ITAT Chennai said that the test of residence is quantitative and objective, depending on the number of days of stay in India. The CIT(A) has examined Mr. Dhinakaran’s passport entries and travel records, which establish that his stay in India during each of the four previous years was for less than 182 days.

ITAT Chennai says: “This factual finding has not been rebutted by the Department. Once the statutory condition of residence is not met, the status of Non-Resident cannot be disturbed merely on assumptions regarding control or family association.”

The ITAT Chennai said that the CIT(A) has meticulously examined all evidence and recorded a reasoned finding. The Department has not placed any new material on record to rebut the findings or demonstrate any factual or legal infirmity in the CIT(A)’s order.

ITAT Chennai judgement

In view of the foregoing discussion, ITAT Chennai held that the assessee was correctly treated as a Non-Resident under Section 6(1) read with Explanation 1(a) of the Act for all the four assessment years in question.
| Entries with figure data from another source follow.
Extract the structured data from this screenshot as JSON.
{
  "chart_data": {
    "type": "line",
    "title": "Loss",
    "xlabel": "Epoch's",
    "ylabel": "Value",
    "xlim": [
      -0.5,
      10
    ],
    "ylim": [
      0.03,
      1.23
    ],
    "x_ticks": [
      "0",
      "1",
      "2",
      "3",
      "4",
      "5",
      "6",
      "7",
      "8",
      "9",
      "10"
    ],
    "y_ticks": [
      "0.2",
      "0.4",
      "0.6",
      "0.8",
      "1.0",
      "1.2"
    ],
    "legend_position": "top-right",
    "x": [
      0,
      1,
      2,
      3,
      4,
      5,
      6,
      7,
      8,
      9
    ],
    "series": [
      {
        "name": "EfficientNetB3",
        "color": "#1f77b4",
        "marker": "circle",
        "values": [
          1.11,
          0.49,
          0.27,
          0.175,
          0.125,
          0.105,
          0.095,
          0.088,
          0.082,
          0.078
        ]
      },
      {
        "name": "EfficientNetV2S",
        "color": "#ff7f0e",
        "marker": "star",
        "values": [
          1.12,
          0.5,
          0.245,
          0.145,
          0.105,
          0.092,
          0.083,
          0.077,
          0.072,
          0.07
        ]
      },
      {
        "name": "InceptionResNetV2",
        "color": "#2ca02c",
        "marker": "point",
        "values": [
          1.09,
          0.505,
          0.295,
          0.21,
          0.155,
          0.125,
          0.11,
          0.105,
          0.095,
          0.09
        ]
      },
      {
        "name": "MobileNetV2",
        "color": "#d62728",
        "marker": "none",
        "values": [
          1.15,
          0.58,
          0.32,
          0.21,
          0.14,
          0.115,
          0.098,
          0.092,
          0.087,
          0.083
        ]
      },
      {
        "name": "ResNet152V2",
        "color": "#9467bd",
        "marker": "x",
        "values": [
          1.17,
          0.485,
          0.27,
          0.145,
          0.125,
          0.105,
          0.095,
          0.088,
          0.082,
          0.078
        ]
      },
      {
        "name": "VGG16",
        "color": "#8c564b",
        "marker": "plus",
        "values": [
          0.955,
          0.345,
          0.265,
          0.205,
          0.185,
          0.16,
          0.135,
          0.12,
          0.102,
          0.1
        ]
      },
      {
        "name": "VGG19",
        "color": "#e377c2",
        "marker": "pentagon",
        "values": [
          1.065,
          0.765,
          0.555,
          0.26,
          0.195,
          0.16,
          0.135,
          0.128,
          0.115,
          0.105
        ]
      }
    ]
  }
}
ITAT Chennai said: “Consequently, the additions made by the Assessing Officer towards deposits in foreign bank accounts and foreign credit card expenses, which relate to foreign-sourced income, have been rightly deleted by the CIT(A). Accordingly, the appeals filed by the Revenue are dismissed.”

ITAT Chennai said:

  • We have considered the rival submission. The A.O has made the addition of a gift of Rs 3,31,350 in A.Y 2016-17 and Rs 90,012 in A.Y 2018-19 as the gift shown in return of income is less than gift recorded in the seized documents.
  • So far as A.Y 2016-17 and A.Y 2018-19 are concerned, we find that there was incriminating material in the form of seized material that gift recorded in seized material was more than gift shown in the IT return, therefore the A.O has jurisdiction to make addition in assessment made u/s 153 as per decision of Hon’ble Supreme Court in PCIT v. Abhisar Buildwell (P.) Ltd.
  • As regards to other years, the entire addition made on deposits in foreign bank accounts and credit card expenses have been deleted by Ld. CIT(A) and the same has been upheld, therefore the C.Os become academic and infructuous.
  • Accordingly, the cross-objections filed by the assessee are dismissed.